Policja Nagrała Na Kamerze Tajemniczy Skrzep Ciemności - Alternatywny Widok

Policja Nagrała Na Kamerze Tajemniczy Skrzep Ciemności - Alternatywny Widok
Policja Nagrała Na Kamerze Tajemniczy Skrzep Ciemności - Alternatywny Widok

Wideo: Policja Nagrała Na Kamerze Tajemniczy Skrzep Ciemności - Alternatywny Widok

Wideo: Policja Nagrała Na Kamerze Tajemniczy Skrzep Ciemności - Alternatywny Widok
Wideo: 100 LAT ŻYCIA ZŁEGO CZŁOWIEKA 2024, Październik
Anonim

Duch, istota cienia czy kosmita z innej planety? Złowieszczy skrzep ciemności został zarejestrowany przez funkcjonariuszy policji w peruwiańskim mieście Huaraz, a eksperci w dziedzinie zjawisk paranormalnych zastanawiają się, co to było.

Tajemniczy incydent miał miejsce w ostatnie katolickie święta Bożego Narodzenia. Kilku młodych ludzi zaparkowało swój samochód na środku ulicy i zaczęło obchodzić święto, pijąc mocne trunki w kabinie.

Czujni funkcjonariusze organów ścigania zauważyli biesiadników przez zewnętrzną kamerę CCTV i zaczęli ich obserwować w celu podjęcia odpowiednich działań, jeśli młodzi ludzie chcą iść gdzieś pijani. Mimo to strażnicy prawa nawet nie podejrzewali, że uda im się uchwycić na wideo coś znacznie bardziej zaskakującego i przerażającego. Faktem jest, że w pewnym momencie operator przy panelu sterowania nagle zauważył niejasny cień, przypuszczalnie o nadprzyrodzonym charakterze. Policjant twierdzi, że nigdy wcześniej nie widział czegoś takiego w swojej ponad 30-letniej służbie.
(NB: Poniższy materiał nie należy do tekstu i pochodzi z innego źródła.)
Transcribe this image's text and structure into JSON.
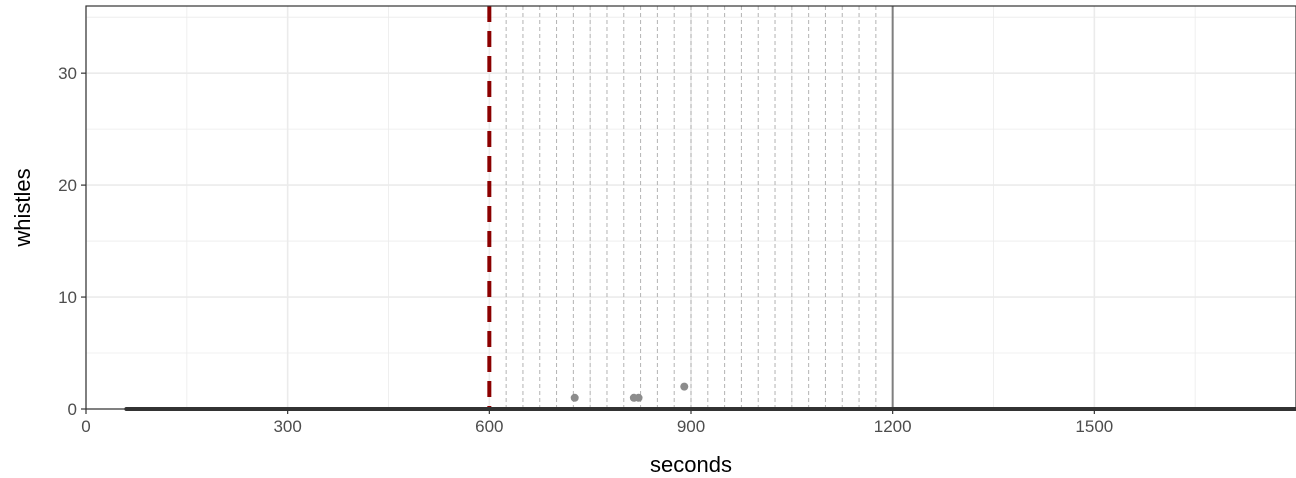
{
  "chart_data": {
    "type": "scatter",
    "title": "",
    "xlabel": "seconds",
    "ylabel": "whistles",
    "xlim": [
      0,
      1800
    ],
    "ylim": [
      0,
      36
    ],
    "x_ticks": [
      0,
      300,
      600,
      900,
      1200,
      1500
    ],
    "y_ticks": [
      0,
      10,
      20,
      30
    ],
    "grid": true,
    "series": [
      {
        "values": [
          {
            "x": 727,
            "y": 1
          },
          {
            "x": 815,
            "y": 1
          },
          {
            "x": 822,
            "y": 1
          },
          {
            "x": 890,
            "y": 2
          }
        ]
      }
    ],
    "baseline": {
      "y": 0,
      "x_start": 60,
      "x_end": 1800
    },
    "reference_lines": {
      "red_dashed_x": 600,
      "solid_x": 1200,
      "dashed_grey_x": [
        625,
        650,
        675,
        700,
        725,
        750,
        775,
        800,
        825,
        850,
        875,
        900,
        925,
        950,
        975,
        1000,
        1025,
        1050,
        1075,
        1100,
        1125,
        1150,
        1175
      ]
    },
    "colors": {
      "point": "#8c8c8c",
      "red_line": "#8b0000",
      "solid_line": "#7f7f7f",
      "dashed_grey": "#b3b3b3",
      "baseline": "#333333",
      "grid": "#ebebeb"
    }
  }
}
W przedstawionych poniżej ramach można wyraźnie kontemplować, jak tajemnicza istota zbliża się do samochodu, „spoczywa” na masce samochodu przez kilka sekund, po czym odlatuje dalej. Funkcjonariusze nalegają (to najwyraźniej dla zagorzałych sceptyków, którzy nawet nie ufają policji), że nie przetworzyli zapisu w żaden sposób i opublikowali go w sieci WWW w oryginalnej formie.

Wielu internautów uważało, że ten film jest doskonałym dowodem na istnienie subtelnego świata i sugerował, że mieszkaniec innej rzeczywistości prawdopodobnie najpierw chciał dołączyć do zabawy w samochodzie, ale potem zmienił zdanie. I nie od razu, zauważ, że na drodze duch zatrzymuje się, jakby w medytacji, a następnie opuszcza „scenę”.

Zdaniem sceptyków (a co bez nich?), Owad dostał się właśnie do obiektywu aparatu lub sufitu lampy ulicznej, co stworzyło tak dziwaczną iluzję.